Now, I know that the market doesn’t work that way. The packers will never pay more than they have to, because they are business people, not charitable institutions, and they mainly think short term. To get money out of them, we need to have competition. That is the nature of our economic system. Rob Leslie, senior analyst at Canfax, knows that. The Western Producer article quotes him saying the closure will mean lower prices for feeders and fat cattle. “We’re reducing capacity and the plants don’t have to go out there and be quite as aggressive on their bids to procure cattle.”
Of course, that will reduce cattle producers’ profitability even more, leading to fewer of them raising cows.
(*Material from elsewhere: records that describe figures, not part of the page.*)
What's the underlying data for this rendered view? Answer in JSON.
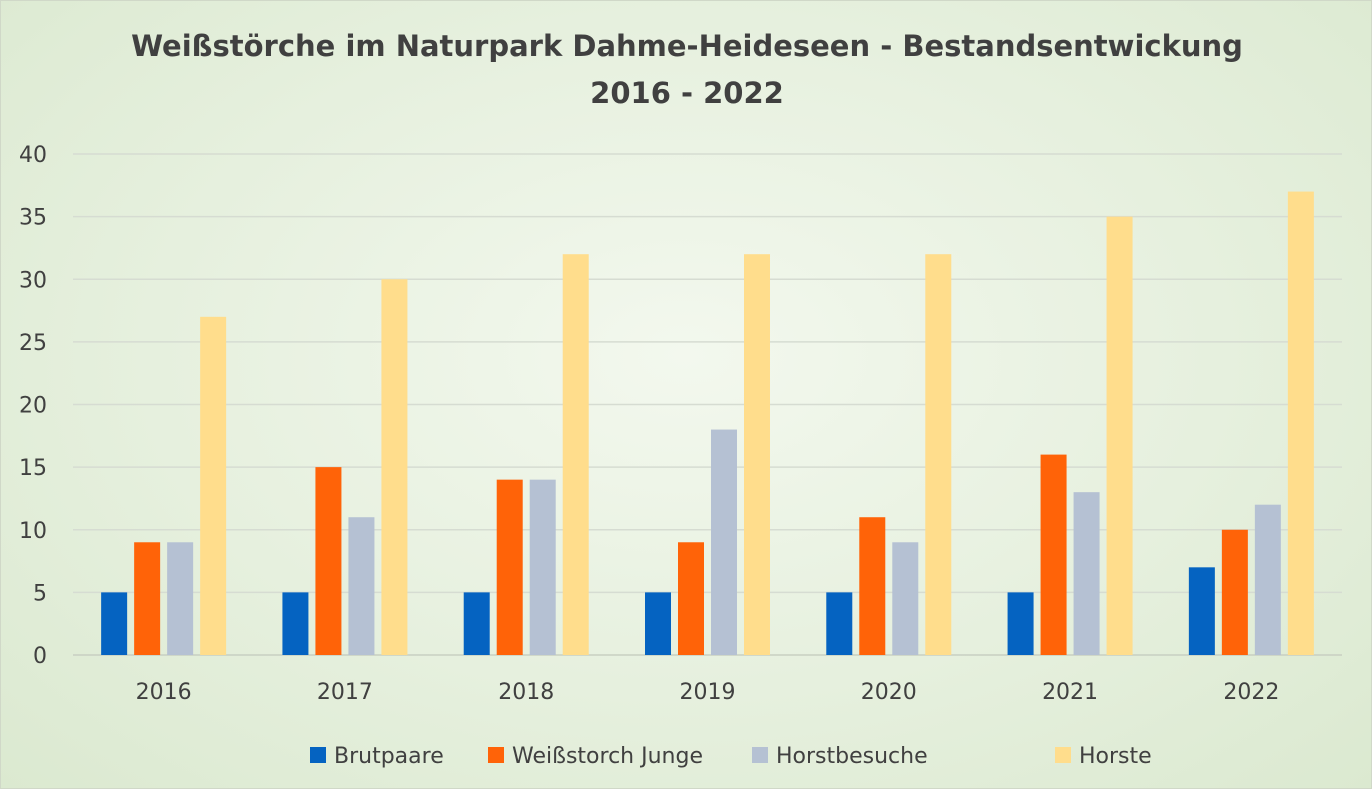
{
  "chart_data": {
    "type": "bar",
    "title": "Weißstörche im Naturpark Dahme-Heideseen - Bestandsentwickung",
    "subtitle": "2016 - 2022",
    "xlabel": "",
    "ylabel": "",
    "ylim": [
      0,
      40
    ],
    "yticks": [
      "0",
      "5",
      "10",
      "15",
      "20",
      "25",
      "30",
      "35",
      "40"
    ],
    "grid": true,
    "legend_position": "bottom",
    "categories": [
      "2016",
      "2017",
      "2018",
      "2019",
      "2020",
      "2021",
      "2022"
    ],
    "series": [
      {
        "name": "Brutpaare",
        "color": "#0563c1",
        "values": [
          5,
          5,
          5,
          5,
          5,
          5,
          7
        ]
      },
      {
        "name": "Weißstorch Junge",
        "color": "#ff6308",
        "values": [
          9,
          15,
          14,
          9,
          11,
          16,
          10
        ]
      },
      {
        "name": "Horstbesuche",
        "color": "#b5c1d3",
        "values": [
          9,
          11,
          14,
          18,
          9,
          13,
          12
        ]
      },
      {
        "name": "Horste",
        "color": "#ffdd8c",
        "values": [
          27,
          30,
          32,
          32,
          32,
          35,
          37
        ]
      }
    ]
  }
}
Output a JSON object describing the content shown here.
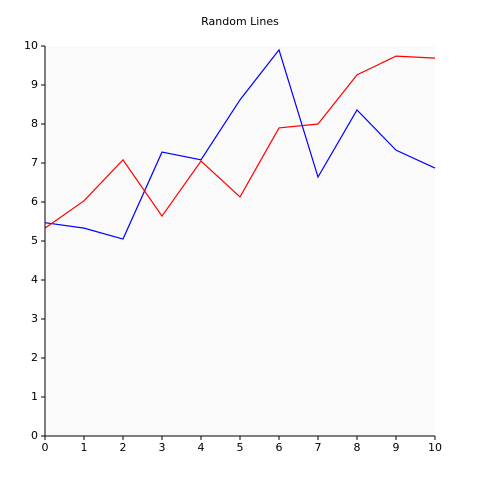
{
  "chart_data": {
    "type": "line",
    "title": "Random Lines",
    "x": [
      0,
      1,
      2,
      3,
      4,
      5,
      6,
      7,
      8,
      9,
      10
    ],
    "series": [
      {
        "color": "#0000ff",
        "values": [
          5.47,
          5.33,
          5.05,
          7.28,
          7.08,
          8.62,
          9.9,
          6.64,
          8.36,
          7.33,
          6.87
        ]
      },
      {
        "color": "#ff0000",
        "values": [
          5.33,
          6.03,
          7.08,
          5.64,
          7.05,
          6.13,
          7.9,
          8.0,
          9.26,
          9.74,
          9.69
        ]
      }
    ],
    "xlim": [
      0,
      10
    ],
    "xticks": [
      0,
      1,
      2,
      3,
      4,
      5,
      6,
      7,
      8,
      9,
      10
    ],
    "ylim": [
      0,
      10
    ],
    "yticks": [
      0,
      1,
      2,
      3,
      4,
      5,
      6,
      7,
      8,
      9,
      10
    ],
    "background": "#fafafa"
  }
}
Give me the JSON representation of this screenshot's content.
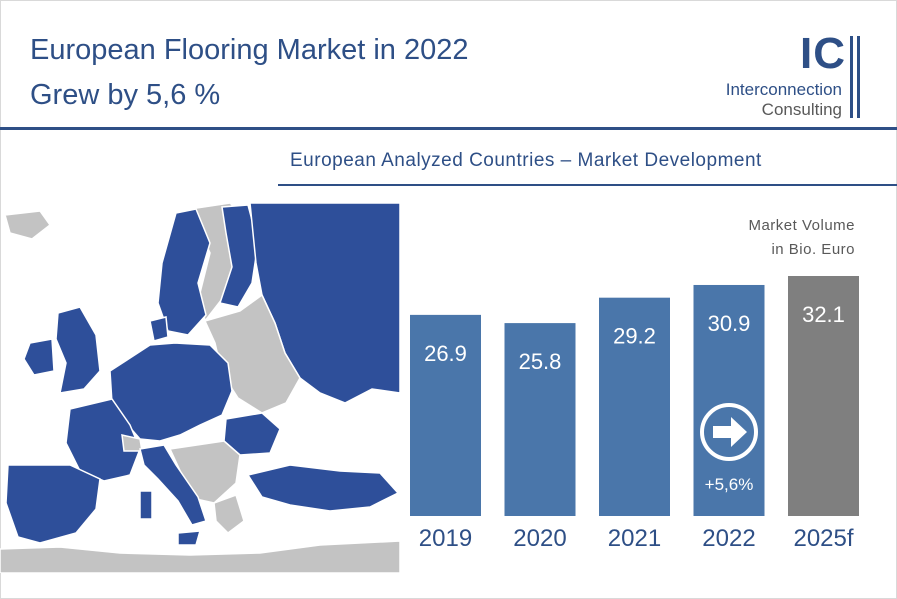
{
  "header": {
    "title_line1": "European Flooring Market in 2022",
    "title_line2": "Grew by 5,6 %"
  },
  "logo": {
    "mark": "IC",
    "line1": "Interconnection",
    "line2": "Consulting"
  },
  "section_title": "European Analyzed Countries – Market Development",
  "map_icon": "europe-map",
  "colors": {
    "brand_blue": "#2e4f86",
    "bar_blue": "#4a76aa",
    "forecast_gray": "#7f7f7f",
    "map_gray": "#c3c3c3"
  },
  "chart_data": {
    "type": "bar",
    "unit_label_line1": "Market Volume",
    "unit_label_line2": "in Bio. Euro",
    "categories": [
      "2019",
      "2020",
      "2021",
      "2022",
      "2025f"
    ],
    "values": [
      26.9,
      25.8,
      29.2,
      30.9,
      32.1
    ],
    "value_labels": [
      "26.9",
      "25.8",
      "29.2",
      "30.9",
      "32.1"
    ],
    "forecast_index": 4,
    "growth_annotation": {
      "index": 3,
      "label": "+5,6%",
      "icon": "right-arrow-circle-icon"
    }
  }
}
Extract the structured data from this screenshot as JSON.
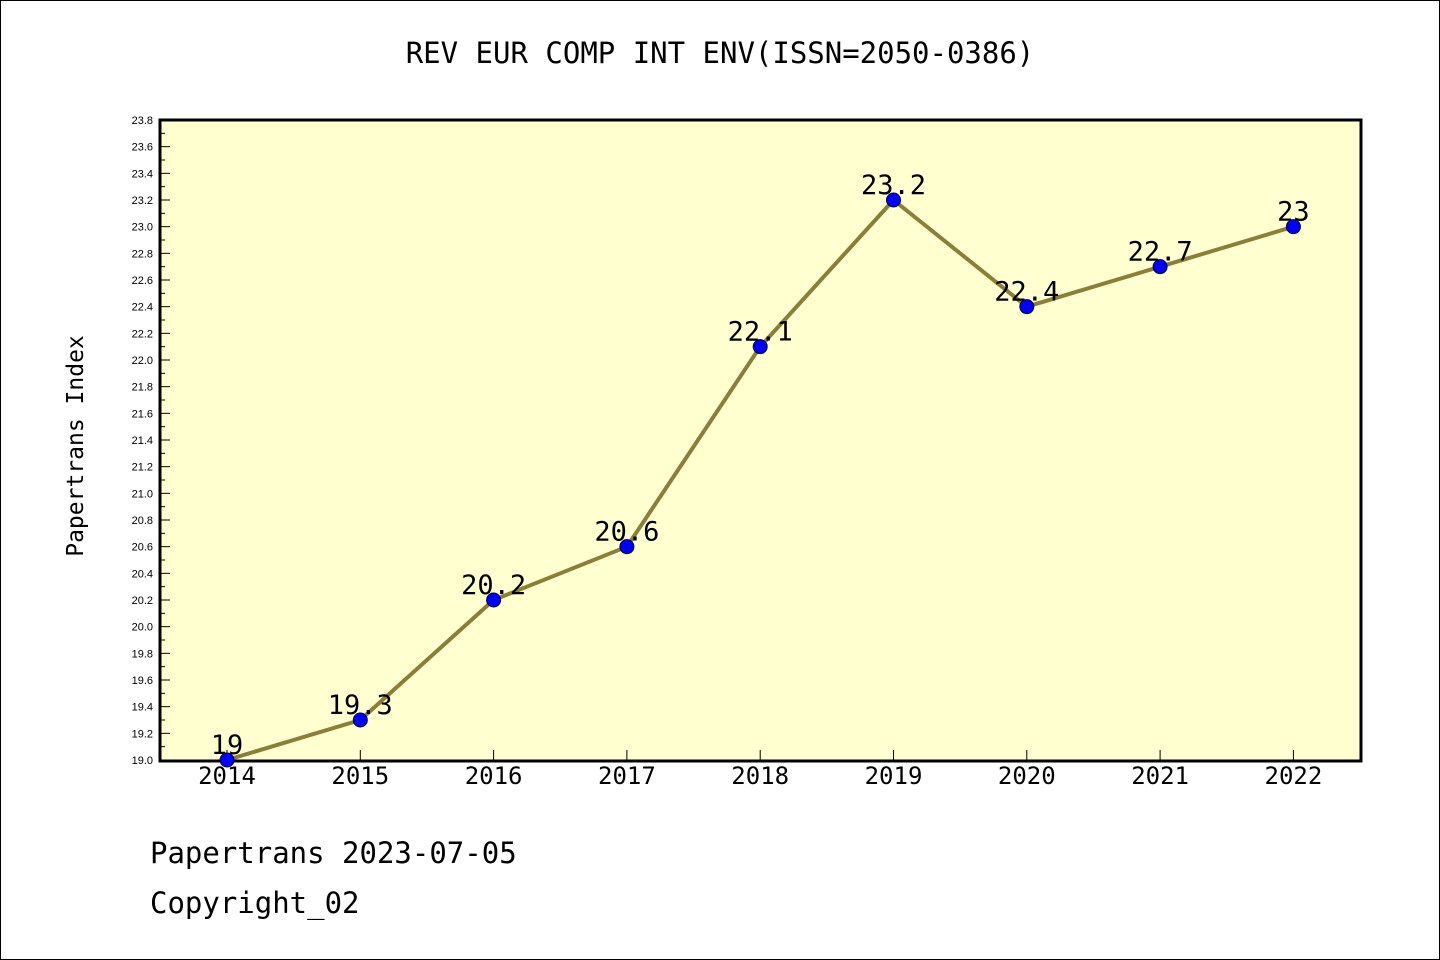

Which may lead to more plant closures, or fewer reopenings…
Now if XL had not been allowed to buy Lakeside, and another buyer had been found, would Moose Jaw have closed anyway? Maybe. Or maybe not, since it is expected there will be more cattle available in the fall.
So tell me again why the cattle organizations figure consolidation in the packing industry is okay. I haven’t had a good laugh in quite a while.
Paul Beingessner farms and writes from Truax, Saskatchewan.